また、CIAの特別な番号に電話して、ワイナリーで事件があり、密輸されたドラッグで悪事をやっている組織を密告する。その事件の担当するのが、ダコタ・ファニング演じるCIAエージェント、エマ・コリンズ。

聡明な彼女と、テロ事件とワイナリーの謎に挑み、街の人々を苦しめるマフィアの組織を壊滅させていく。

 

これまでの作品では、マッコールが暗殺のスゴ技を披露して、瞬時に敵を倒していく場面が出てくるが、それほどエゲツなく詳細に描かれない。今作では、残虐な殺しの現場をあからさまに描写している。これは、あまり頂けない。描くべきは、マッコールの病的なまでの几帳面さを持った殺人の技術と、その素早さや。それこそが、このシリーズの中心であったはずが、几帳面さよりも、残虐な戦いの描写に移ってしまったのは、非常に残念だ。

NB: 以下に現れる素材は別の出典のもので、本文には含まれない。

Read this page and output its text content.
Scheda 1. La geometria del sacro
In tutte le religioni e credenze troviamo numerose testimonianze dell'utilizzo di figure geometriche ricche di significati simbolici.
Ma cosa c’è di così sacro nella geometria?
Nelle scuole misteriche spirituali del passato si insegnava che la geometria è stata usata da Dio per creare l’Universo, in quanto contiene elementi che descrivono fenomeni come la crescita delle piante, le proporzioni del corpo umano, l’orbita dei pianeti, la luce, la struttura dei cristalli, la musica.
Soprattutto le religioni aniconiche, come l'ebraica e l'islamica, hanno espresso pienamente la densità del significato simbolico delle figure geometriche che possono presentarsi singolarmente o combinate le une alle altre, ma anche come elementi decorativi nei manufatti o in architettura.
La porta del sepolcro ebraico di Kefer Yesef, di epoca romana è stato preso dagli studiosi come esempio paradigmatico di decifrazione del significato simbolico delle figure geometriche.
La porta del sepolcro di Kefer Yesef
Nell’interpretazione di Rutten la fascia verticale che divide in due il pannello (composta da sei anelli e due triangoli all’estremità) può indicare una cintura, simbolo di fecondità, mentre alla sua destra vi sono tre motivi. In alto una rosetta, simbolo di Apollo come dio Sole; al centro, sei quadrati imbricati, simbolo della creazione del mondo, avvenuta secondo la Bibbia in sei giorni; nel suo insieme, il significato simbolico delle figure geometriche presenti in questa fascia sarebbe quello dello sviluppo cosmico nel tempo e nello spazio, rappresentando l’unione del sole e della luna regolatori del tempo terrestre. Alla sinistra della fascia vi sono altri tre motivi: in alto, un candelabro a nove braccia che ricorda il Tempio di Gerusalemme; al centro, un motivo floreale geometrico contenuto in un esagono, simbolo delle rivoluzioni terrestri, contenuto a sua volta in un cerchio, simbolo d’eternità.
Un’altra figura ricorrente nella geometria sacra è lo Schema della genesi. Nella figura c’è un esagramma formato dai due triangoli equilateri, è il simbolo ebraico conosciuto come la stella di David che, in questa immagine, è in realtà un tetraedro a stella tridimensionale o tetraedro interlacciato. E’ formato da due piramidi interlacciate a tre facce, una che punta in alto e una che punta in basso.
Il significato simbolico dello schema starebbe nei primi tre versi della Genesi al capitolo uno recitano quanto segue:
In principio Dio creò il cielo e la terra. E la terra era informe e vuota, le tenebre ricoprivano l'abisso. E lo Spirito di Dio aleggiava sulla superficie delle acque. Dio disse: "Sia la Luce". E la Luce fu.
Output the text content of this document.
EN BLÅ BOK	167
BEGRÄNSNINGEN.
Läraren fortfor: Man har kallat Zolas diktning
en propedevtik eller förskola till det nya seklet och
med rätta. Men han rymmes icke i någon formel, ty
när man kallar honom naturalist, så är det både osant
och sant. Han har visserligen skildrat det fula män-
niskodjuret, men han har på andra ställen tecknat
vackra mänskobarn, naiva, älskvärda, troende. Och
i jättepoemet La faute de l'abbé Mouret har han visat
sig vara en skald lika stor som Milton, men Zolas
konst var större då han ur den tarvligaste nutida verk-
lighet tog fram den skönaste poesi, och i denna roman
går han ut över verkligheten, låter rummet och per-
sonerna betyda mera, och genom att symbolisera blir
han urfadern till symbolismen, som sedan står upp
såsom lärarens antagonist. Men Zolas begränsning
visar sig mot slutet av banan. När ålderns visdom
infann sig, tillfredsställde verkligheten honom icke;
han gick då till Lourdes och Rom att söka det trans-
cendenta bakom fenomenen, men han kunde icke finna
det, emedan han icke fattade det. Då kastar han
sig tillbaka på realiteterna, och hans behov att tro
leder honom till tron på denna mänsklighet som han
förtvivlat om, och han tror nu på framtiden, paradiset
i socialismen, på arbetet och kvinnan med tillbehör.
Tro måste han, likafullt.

邦題では「ファイナル」とあるが、映画のどこにも、タイトルロールにすら、ファイナルの文字はない。どういうことなんだろう?

続編を期待し、原点回帰を、強く望む。そして、強者によって虐げられる弱者を助け、世の中を公平 (Equalize) にしてくれ。

まずは我が国総理大臣あたりから願いたい。